7.1.2 Processing parameters

Frequency Domain

This section presents the processing parameters necessary for computing the H/V ratio. These paramaters can be modified interactively by clicking on the "Processing" tab (Figure 1).

Processing parameters

Figure 1: Processing parameters.

Type of smoothing function

Raw spectra contain a lot of frequency samples (e.g. for 50 s time windows and 100 Hz as sampling rate, the natural number of frequency samples is 2500 and the frequency step is 0.02 Hz). They generally show lot of very narrow oscillations and spikes which alter their readability. Moreover, while computing the ratio H/V, the very small values reached by raw spectra lead to unusual values of the ratio.

For this reason, before computing the H/V ratio, the Fourier spectra amplitude of the three components are smoothed. You can choose between three types of algorithm (see table here below). Note that smoothing the Fourier spectra is not mandatory, but strongly recommended.

You can also use a cosine taper to minimise the border effects due to the windowing of the Fourier amplitude spectra. in this case check the "cosine taper" box and give the appropriate value in percentage inside the empty box.

Different types of smoothing function
Type Description
Konno & Ohmachi Smoothing with the "Konno-Ohmachi" function:
   f is the frequency,
   fc is the central frequency where the smoothing is performed,
   b is the bandwidth coefficient.

The bandwidth of the smoothing function is constant on a logarithmic scale. A small value of b will lead to a strong smoothing, while a large value of b will lead to a low smoothing of the Fourier spectra

This is the recommended option. The default (and generally used) value for b is 40.
Constant The smoothing function has a triangular shape centered on the current frequency and its width is equal to "Band width"
Proportional The smoothing function has a triangular shape and its width depends upon the current frequency. The half width is defined by percentage*Frequency. The value of "percentage" cannot be greater or equal to 100%.
No smoothing No smoothing function is applied on the Fourier spectra. This option is not recommended.
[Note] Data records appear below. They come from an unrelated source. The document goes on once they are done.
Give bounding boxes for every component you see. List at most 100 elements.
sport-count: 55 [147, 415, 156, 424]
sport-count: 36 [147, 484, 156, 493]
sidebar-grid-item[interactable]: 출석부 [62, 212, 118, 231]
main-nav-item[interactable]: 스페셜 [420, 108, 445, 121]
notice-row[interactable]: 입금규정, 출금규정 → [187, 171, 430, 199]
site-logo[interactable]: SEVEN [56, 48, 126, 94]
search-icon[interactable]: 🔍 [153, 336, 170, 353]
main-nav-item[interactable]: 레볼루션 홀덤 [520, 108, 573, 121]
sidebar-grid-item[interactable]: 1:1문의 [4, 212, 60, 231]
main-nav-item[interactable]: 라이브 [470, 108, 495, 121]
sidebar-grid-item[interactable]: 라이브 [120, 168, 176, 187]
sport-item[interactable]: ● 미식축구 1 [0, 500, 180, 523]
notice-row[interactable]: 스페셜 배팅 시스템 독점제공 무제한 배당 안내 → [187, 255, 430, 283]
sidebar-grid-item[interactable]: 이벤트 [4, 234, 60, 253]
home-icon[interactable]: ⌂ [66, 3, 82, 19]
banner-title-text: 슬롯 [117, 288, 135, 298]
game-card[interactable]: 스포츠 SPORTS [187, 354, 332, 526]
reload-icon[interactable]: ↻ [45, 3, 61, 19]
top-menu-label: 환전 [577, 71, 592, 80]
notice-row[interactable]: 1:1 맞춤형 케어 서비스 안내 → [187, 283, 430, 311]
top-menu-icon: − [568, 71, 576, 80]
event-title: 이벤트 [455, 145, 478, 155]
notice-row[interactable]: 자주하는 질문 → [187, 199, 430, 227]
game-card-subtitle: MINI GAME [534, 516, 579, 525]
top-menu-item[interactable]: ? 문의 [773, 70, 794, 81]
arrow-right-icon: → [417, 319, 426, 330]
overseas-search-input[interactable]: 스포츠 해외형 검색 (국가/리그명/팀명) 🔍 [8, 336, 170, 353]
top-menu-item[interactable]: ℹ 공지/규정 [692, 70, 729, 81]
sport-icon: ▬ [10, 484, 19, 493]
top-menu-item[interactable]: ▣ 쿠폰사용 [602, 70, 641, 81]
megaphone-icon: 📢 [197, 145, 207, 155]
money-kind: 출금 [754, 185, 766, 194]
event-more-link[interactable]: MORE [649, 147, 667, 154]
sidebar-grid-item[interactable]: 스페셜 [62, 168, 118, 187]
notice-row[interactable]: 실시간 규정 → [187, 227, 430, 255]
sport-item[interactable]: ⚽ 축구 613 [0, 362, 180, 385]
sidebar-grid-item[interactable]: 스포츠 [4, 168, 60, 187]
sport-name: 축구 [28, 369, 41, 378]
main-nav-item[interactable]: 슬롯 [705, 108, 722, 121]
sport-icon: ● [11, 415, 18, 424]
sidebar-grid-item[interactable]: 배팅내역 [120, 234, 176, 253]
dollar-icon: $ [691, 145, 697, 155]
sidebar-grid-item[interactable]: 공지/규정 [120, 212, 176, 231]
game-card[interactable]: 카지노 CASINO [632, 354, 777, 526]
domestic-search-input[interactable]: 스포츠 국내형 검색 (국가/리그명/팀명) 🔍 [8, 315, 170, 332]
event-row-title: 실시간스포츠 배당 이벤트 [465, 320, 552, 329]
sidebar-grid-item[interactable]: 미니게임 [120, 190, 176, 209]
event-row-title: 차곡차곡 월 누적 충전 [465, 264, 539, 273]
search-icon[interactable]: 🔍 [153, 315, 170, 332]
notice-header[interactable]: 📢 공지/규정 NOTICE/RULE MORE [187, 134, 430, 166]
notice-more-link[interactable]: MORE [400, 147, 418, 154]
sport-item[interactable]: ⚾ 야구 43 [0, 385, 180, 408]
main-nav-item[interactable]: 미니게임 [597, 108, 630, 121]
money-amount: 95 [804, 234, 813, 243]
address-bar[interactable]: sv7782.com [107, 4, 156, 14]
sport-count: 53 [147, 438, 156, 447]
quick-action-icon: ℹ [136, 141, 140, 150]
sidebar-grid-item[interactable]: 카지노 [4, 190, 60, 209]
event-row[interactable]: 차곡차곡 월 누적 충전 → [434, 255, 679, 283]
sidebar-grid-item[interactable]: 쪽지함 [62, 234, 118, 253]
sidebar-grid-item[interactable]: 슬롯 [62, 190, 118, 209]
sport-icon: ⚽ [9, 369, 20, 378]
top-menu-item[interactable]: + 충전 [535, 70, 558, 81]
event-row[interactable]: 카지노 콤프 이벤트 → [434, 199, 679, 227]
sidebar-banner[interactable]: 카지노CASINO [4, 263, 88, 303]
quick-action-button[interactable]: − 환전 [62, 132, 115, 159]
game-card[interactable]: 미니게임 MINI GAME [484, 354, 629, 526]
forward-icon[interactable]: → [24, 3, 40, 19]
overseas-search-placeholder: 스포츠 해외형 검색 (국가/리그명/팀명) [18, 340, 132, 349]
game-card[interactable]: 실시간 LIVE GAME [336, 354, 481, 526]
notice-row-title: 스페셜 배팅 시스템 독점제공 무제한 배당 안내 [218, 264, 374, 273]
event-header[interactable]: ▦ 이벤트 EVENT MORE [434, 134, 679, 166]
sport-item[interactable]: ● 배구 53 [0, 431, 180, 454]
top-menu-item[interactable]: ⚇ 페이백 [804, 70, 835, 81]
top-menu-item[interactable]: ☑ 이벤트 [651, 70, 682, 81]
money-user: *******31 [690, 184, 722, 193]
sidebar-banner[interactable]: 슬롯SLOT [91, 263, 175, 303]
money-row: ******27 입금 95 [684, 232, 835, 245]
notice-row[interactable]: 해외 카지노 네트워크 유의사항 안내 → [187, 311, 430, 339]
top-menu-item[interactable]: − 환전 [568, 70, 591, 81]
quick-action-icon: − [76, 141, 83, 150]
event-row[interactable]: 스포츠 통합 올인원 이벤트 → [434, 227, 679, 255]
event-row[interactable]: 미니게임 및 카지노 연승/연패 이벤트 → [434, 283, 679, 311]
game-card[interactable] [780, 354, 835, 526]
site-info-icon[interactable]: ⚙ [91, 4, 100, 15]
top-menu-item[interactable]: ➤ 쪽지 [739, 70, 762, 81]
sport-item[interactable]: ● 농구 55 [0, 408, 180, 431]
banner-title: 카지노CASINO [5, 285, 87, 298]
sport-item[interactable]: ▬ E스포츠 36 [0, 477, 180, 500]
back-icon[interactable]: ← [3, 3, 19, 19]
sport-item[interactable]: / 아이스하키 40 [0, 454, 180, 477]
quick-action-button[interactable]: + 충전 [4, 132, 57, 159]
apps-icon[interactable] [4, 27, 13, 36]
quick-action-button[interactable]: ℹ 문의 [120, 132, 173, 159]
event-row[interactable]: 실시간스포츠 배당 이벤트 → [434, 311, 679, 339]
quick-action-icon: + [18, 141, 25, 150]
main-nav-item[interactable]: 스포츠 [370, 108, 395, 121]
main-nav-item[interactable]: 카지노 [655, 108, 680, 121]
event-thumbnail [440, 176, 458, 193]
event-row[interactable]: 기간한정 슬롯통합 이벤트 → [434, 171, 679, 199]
Frequency range for the H/V computation

Output sub-section

Figure 2: Define the output parameters for the computation of the H/V ratio.

The Output sub-section (Figure 2) helps you defining the frequency range for the computation of the H/V curve. As mentionned above the natural sampling for spectra contain a lot of samples. For H/V output, such a precision is useless and sometimes heavy to handle. Furthermore, comparison of spectra obtained with different time window lenghts (hence with different natural sampling) is not easy.

After computing the raw spectra with the full precision, they are output with a restricted "number of samples" ranging from the "Minimum" to "Maximum". These two limits have to be in agreement with the minimum time window length choosen in "Windowing" tab: at least ten cycles in one time window (e.g. for a H/V between 0.2 and 20 Hz, time window lenght should at least 50 s).

Linear or logarithmic scale controls the distribution of samples along the frequency axis. The recommended scale is logarithmic, and the number of frequency ("number of samples").

Appearance of the H/V output

Make up sub-section

Figure 3: Upload make up files for the H/V ratio output

Here you can upload the setting files for automatic update of the window's appearance of the H/V ratio and Fourier spectra amplitude results.